Hay un cambio silencioso que atraviesa nuestra época.
Las personas ya no leen como antes. No es una pérdida de interés, sino un síntoma de adaptación. El mundo se mueve a una velocidad donde el texto, por sí solo, parece no alcanzar.
La lectura ha cedido terreno a la inmediatez del sonido: al video, al pódcast, a la voz que explica.
El ser humano contemporáneo ya no busca descifrar, sino comprender sin esfuerzo. Prefiere que se lo cuenten, que se lo muestren.
En una época donde cada segundo es codiciado, el formato audiovisual se ha convertido en el nuevo vehículo del pensamiento. Las redes y los mensajes con voz sintética son los nuevos libros que llevamos en el bolsillo. El ojo mira, el oído escucha, y la mente absorbe sin fricciones. Es el precio y la ventaja de vivir en el tiempo del ruido, donde la atención es el bien más escaso.
Pero adaptarse no es rendirse. El que quiera comunicar hoy debe comprender que el lenguaje ha mutado. No se trata solo de escribir bien, sino de darle voz y cuerpo a lo que se escribe.

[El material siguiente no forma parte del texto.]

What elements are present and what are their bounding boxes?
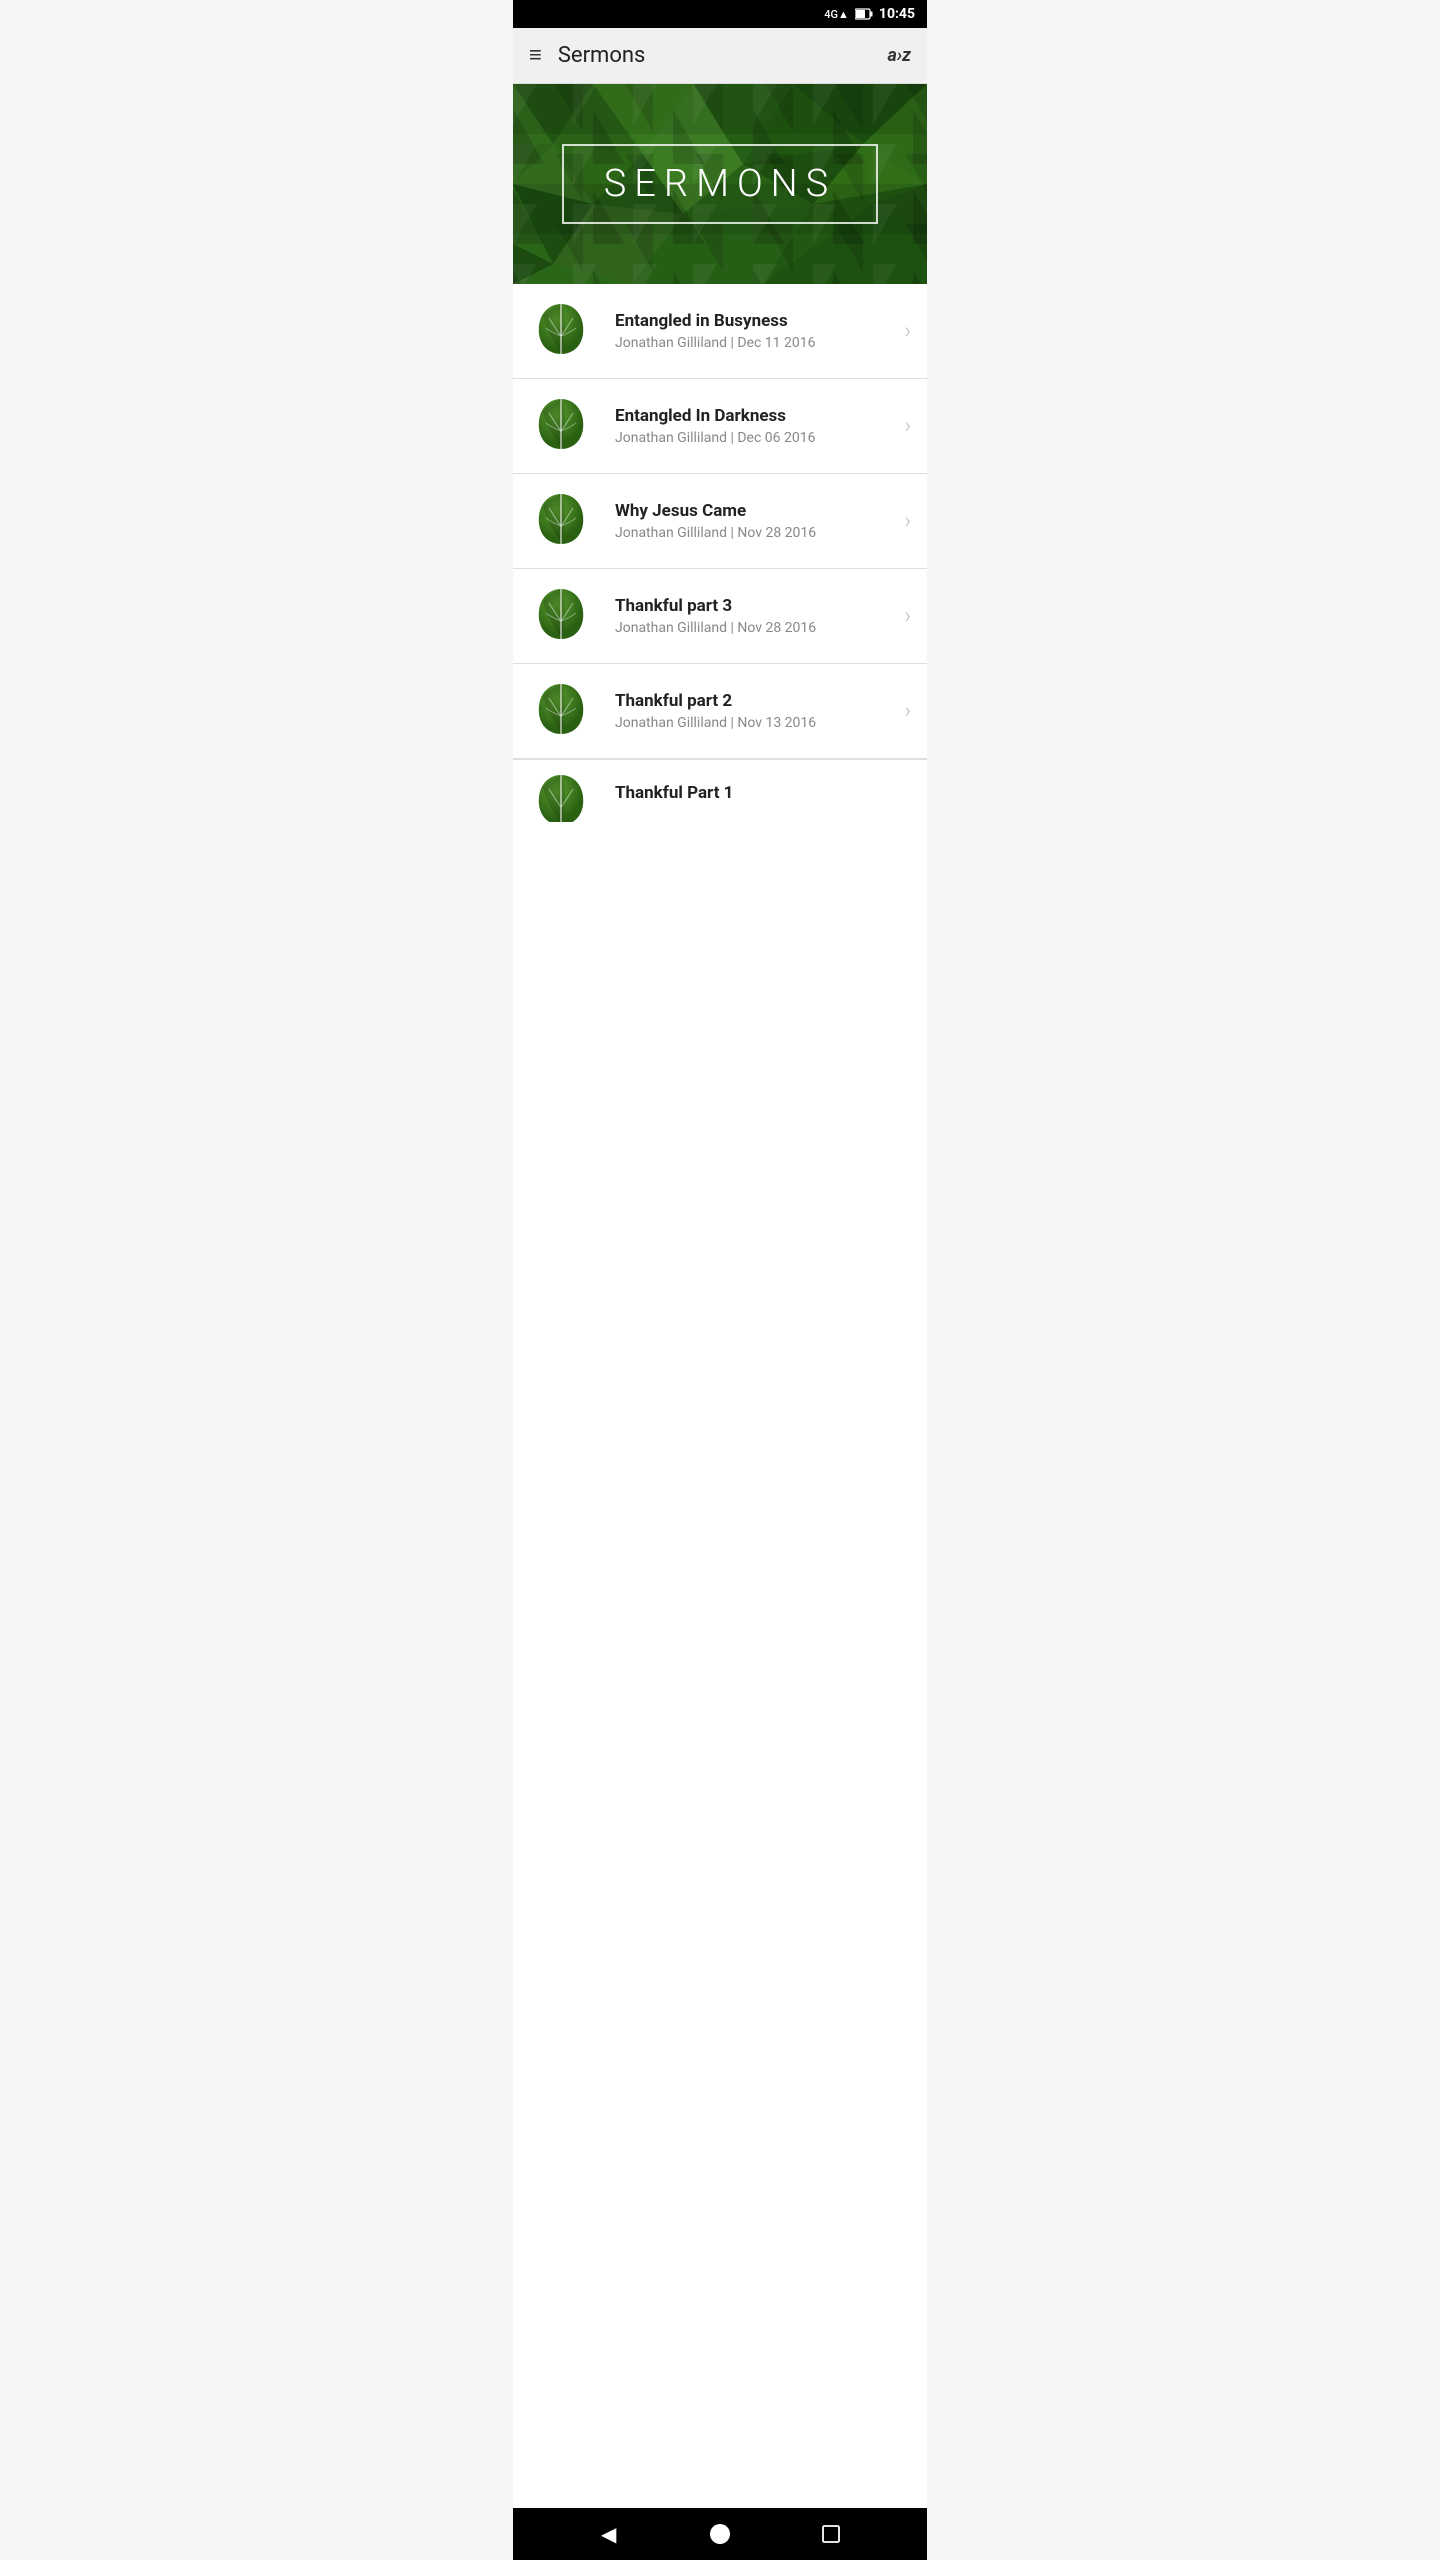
- sermon-meta: Jonathan Gilliland | Dec 06 2016: [615, 430, 896, 446]
- sermon-title: Thankful part 2: [615, 691, 896, 711]
- az-sort-icon[interactable]: a›z: [887, 45, 911, 66]
- sermon-meta: Jonathan Gilliland | Nov 13 2016: [615, 715, 896, 731]
- hamburger-menu-icon[interactable]: ≡: [529, 45, 542, 67]
- partial-sermon-title: Thankful Part 1: [615, 783, 733, 803]
- sermon-info: Entangled In Darkness Jonathan Gilliland…: [615, 406, 896, 446]
- back-icon: ◀: [601, 2522, 616, 2546]
- sermon-info: Entangled in Busyness Jonathan Gilliland…: [615, 311, 896, 351]
- sermon-item[interactable]: Entangled In Darkness Jonathan Gilliland…: [513, 379, 927, 474]
- sermon-date: Dec 11 2016: [737, 335, 815, 351]
- chevron-right-icon: ›: [904, 509, 911, 534]
- hero-banner: SERMONS: [513, 84, 927, 284]
- back-button[interactable]: ◀: [587, 2512, 631, 2556]
- sermon-title: Why Jesus Came: [615, 501, 896, 521]
- sermon-thumbnail: [529, 391, 599, 461]
- page-title: Sermons: [558, 43, 888, 68]
- sermon-title: Entangled In Darkness: [615, 406, 896, 426]
- sermon-meta: Jonathan Gilliland | Nov 28 2016: [615, 525, 896, 541]
- app-bar: ≡ Sermons a›z: [513, 28, 927, 84]
- network-icon: 4G▲: [824, 8, 849, 21]
- sermon-speaker: Jonathan Gilliland: [615, 620, 727, 636]
- status-bar: 4G▲ 10:45: [513, 0, 927, 28]
- sermon-thumbnail: [529, 676, 599, 746]
- sermon-speaker: Jonathan Gilliland: [615, 525, 727, 541]
- time-display: 10:45: [879, 6, 915, 22]
- recent-apps-icon: [822, 2525, 840, 2543]
- partial-sermon-info: Thankful Part 1: [615, 783, 733, 807]
- sermon-meta: Jonathan Gilliland | Dec 11 2016: [615, 335, 896, 351]
- recent-apps-button[interactable]: [809, 2512, 853, 2556]
- sermon-item[interactable]: Entangled in Busyness Jonathan Gilliland…: [513, 284, 927, 379]
- sermon-date: Nov 28 2016: [737, 525, 816, 541]
- sermon-item[interactable]: Thankful part 2 Jonathan Gilliland | Nov…: [513, 664, 927, 759]
- sermon-info: Thankful part 2 Jonathan Gilliland | Nov…: [615, 691, 896, 731]
- sermon-item-partial[interactable]: Thankful Part 1: [513, 759, 927, 829]
- sermon-speaker: Jonathan Gilliland: [615, 430, 727, 446]
- home-button[interactable]: [698, 2512, 742, 2556]
- home-circle-icon: [709, 2523, 731, 2545]
- bottom-navigation-bar: ◀: [513, 2508, 927, 2560]
- sermon-thumbnail: [529, 296, 599, 366]
- sermon-meta: Jonathan Gilliland | Nov 28 2016: [615, 620, 896, 636]
- sermon-date: Dec 06 2016: [737, 430, 815, 446]
- hero-sermons-text: SERMONS: [604, 162, 836, 206]
- sermon-date: Nov 13 2016: [737, 715, 816, 731]
- battery-icon: [855, 8, 873, 20]
- sermon-info: Why Jesus Came Jonathan Gilliland | Nov …: [615, 501, 896, 541]
- sermon-date: Nov 28 2016: [737, 620, 816, 636]
- sermon-speaker: Jonathan Gilliland: [615, 715, 727, 731]
- sermon-title: Thankful part 3: [615, 596, 896, 616]
- sermon-list: Entangled in Busyness Jonathan Gilliland…: [513, 284, 927, 2508]
- sermon-title: Entangled in Busyness: [615, 311, 896, 331]
- chevron-right-icon: ›: [904, 319, 911, 344]
- sermon-info: Thankful part 3 Jonathan Gilliland | Nov…: [615, 596, 896, 636]
- sermon-thumbnail: [529, 581, 599, 651]
- chevron-right-icon: ›: [904, 699, 911, 724]
- chevron-right-icon: ›: [904, 604, 911, 629]
- sermon-thumbnail-partial: [529, 767, 599, 822]
- hero-sermons-box: SERMONS: [562, 144, 878, 224]
- chevron-right-icon: ›: [904, 414, 911, 439]
- sermon-thumbnail: [529, 486, 599, 556]
- sermon-speaker: Jonathan Gilliland: [615, 335, 727, 351]
- sermon-item[interactable]: Thankful part 3 Jonathan Gilliland | Nov…: [513, 569, 927, 664]
- sermon-item[interactable]: Why Jesus Came Jonathan Gilliland | Nov …: [513, 474, 927, 569]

Así como el sabio antiguo hallaba claridad en el silencio, el creador moderno debe traducir su mensaje a formatos que respiren con la época. Un texto puede ser un refugio, pero su eco se multiplica cuando vibra en un audio o en un video que emocione, que acompañe, que piense junto al espectador.
El nuevo arte de comunicar consiste en esto: devolverle cuerpo a la palabra escrita. Decir menos, pero hacerlo sonar y moverse.